Open http://localhost:3000.

Environment Variables

Variable	Required	Description
`NEXT_PUBLIC_CMS_URL`	Yes	Strapi CMS URL (e.g. `http://localhost:1337`)
`CMS_API_TOKEN`	Yes (build)	Strapi API token for SSG data fetching
`NEXT_PUBLIC_SITE_URL`	No	Public site URL (default: `https://colaberry.ai`)
`NEXT_PUBLIC_VTON_DEMO_URL`	No	Virtual try-on demo service URL
`CATALOG_DISTRIBUTION_SECRET`	No	Bearer auth for distribution cron
`CATALOG_DISTRIBUTION_LIVE`	No	Set `true` for live social posting

Docker

# Frontend only (uses cloud CMS)
docker compose up frontend

# Full stack with local CMS
docker compose --profile with-cms up

Build & Validate

npm run build        # Full production build — must pass with 0 errors
npm run lint         # ESLint
npx tsc --noEmit     # TypeScript type check

Content Types

Six primary content types, each with taxonomy, ontology graph, and collections pages.
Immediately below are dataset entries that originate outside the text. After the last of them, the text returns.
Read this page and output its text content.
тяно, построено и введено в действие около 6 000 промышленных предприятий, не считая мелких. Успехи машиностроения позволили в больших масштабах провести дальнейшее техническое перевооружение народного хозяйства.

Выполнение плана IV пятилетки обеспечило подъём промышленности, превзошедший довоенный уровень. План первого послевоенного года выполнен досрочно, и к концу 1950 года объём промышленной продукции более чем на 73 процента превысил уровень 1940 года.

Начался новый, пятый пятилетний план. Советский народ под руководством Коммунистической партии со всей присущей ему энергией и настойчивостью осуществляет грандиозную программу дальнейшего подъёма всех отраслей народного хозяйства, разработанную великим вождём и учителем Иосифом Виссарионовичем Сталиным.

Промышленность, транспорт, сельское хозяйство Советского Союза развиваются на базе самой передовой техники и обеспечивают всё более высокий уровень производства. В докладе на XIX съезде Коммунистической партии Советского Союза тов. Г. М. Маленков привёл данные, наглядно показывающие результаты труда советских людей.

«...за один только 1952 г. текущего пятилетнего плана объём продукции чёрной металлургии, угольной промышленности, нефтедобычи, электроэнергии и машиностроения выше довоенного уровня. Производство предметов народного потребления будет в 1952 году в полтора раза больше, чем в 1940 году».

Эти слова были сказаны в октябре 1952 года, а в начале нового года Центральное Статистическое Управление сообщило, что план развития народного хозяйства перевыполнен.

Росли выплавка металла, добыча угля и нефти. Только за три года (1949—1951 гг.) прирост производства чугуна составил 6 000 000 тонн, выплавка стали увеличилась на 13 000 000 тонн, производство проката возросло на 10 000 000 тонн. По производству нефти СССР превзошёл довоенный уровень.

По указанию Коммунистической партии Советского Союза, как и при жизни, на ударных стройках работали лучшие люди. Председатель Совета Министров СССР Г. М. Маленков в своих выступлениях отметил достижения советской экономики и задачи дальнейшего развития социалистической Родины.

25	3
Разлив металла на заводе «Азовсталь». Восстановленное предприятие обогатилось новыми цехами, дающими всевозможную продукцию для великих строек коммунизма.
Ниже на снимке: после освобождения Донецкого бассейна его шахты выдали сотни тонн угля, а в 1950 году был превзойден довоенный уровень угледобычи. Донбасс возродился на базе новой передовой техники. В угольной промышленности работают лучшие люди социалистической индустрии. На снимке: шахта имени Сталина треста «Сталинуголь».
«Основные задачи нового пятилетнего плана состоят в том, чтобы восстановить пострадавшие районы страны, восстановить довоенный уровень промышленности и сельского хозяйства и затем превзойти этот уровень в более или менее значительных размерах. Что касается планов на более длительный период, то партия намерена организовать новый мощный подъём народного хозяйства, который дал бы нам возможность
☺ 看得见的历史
Type	Count	Taxonomy Categories	Routes
Agents	160+	8 (Code, Content, Data, Research, Sales, Ops, Support, Other)	`/aixcelerator/agents`
Skills	500+	10 (Development, AI, Research, Data, Business, Testing, Productivity, Security, Infra, Other)	`/aixcelerator/skills`
MCP Servers	1,500+	9 (Database, Communication, DevTools, AI/ML, Cloud, Search, File, Monitoring, Other)	`/aixcelerator/mcp-servers`
Tools	200+	12 (Communication, Database, Storage, DevTools, Analytics, AI, CRM, Marketing, Productivity, Search, Cloud, Other)	`/aixcelerator/tools`
Podcasts	260+	8 (AI/ML, Business, Technology, Data, Education, Industry, Product, Other)	`/resources/podcasts`
LLM Architectures	52	7 (Dense, MoE, Hybrid, Recurrent, Efficient, Long-Context, Other)	`/resources/llm-architectures`

Each content type has:

Listing page with search, category filters, and ItemList JSON-LD
Detail page with TechArticle JSON-LD and AeoQuickAnswer blocks
Taxonomy page — category breakdown with counts
Relation graph — interactive cross-type connections
Collections page — curated bundles by use case

Answer Engine Optimization (AEO)

The site is built for AI answer engines first, search engines second.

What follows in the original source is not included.